Piantare un seme nel giardino del Presidente ed aspettare pazientemente che germogli diventando una pianta rigogliosa che cresce, cresce, cresce fino ad arrivare al tetto del Quirinale per cingerlo infine tutto quanto con foglie d’alloro e radici rampicanti. Ma è una pianta allucinogena, molto simile al Peyote, che produce visioni prodigiose. Il Presidente stesso, dopo averla fatta essiccare, la porta in un fagottino alla seduta del Governo, giù a Palazzo Chigi, poco lontano. Tira fuori le cartine e dice: «Adesso fumiamo, amici, e ci facciamo passare la malinconia del non contare in fondo nulla poiché inseriti in un gioco internazionale più grande di noi, essendo diventati noi piccini piccini, povera Italia!». Infatti lo sappiamo tutti come va a finire: i ministri del Governo cantano in coro, ebbri, e almeno per un poco spensierati e felici le canzoni degli alpini e quelle dei marinai e quelle dei metalmeccanici e pure quelle dei regnanti della Thailandia senza dimenticare le canzoni dei minatori del Sudafrica e tantomeno quelle delle mondine della Val Padana e pure quelle delle suocere di Rovigo e le canzoni quasi gridate nei cortei studenteschi da quelli di Potere Operaio e tempo addietro dai socialisti di Pietro Nenni, cioè all’inizio degli anni Sessanta, quando il Partito Socialista Italiano non era fatto da pappamolle e contava qualcosa, e per finire le canzoni da caserma però da non confondersi, per carità, con quelle delle educande dei collegi svizzeri gestiti dalle suore ovviamente svizzere… e se c’è un poco di confusione in tutto ciò non importa un fico secco perché qualsiasi cosa, compreso il fico secco, potrà servire a far passare ai nostri ministri il senso d’inutilità, la disillusione, la perdita di senso d’ogni cosa presente, passata e futura.
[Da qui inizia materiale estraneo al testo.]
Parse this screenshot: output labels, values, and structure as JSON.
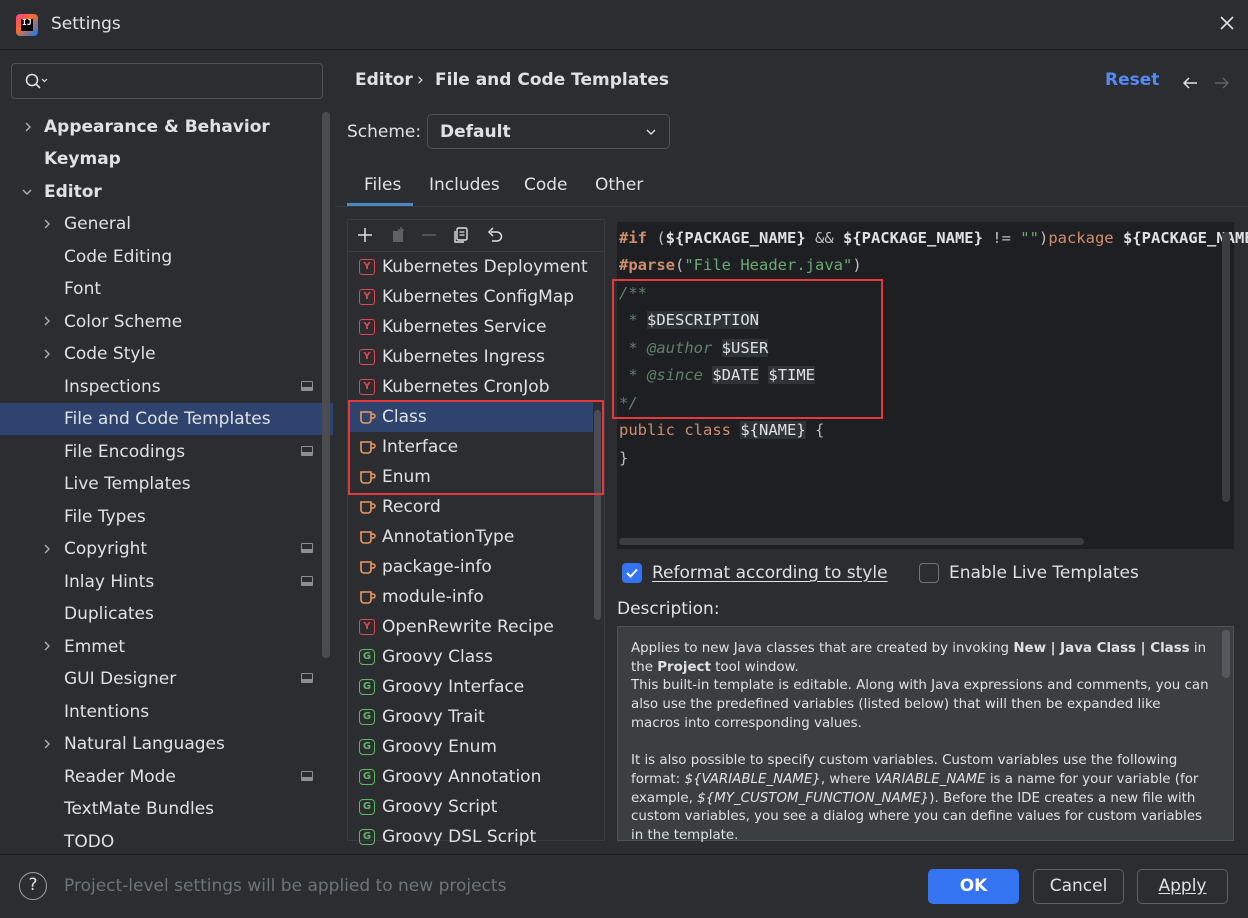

Sarà evidente tale condizione psicologica, si vedrà da mille chilometri. (Sono povere persone, in fondo, da compatire, da aiutare, da adottare, da coccolare).
Il ministro della Pubblica Istruzione sale sulla terrazza di Palazzo Chigi, rimane in bilico, piangendo a dirotto.
Un passante, sulla strada, apre l’ombrello per non farsi bagnare dalla pioggia di lacrime, pensando tra sé e sé: «Strano, piove con il sole!».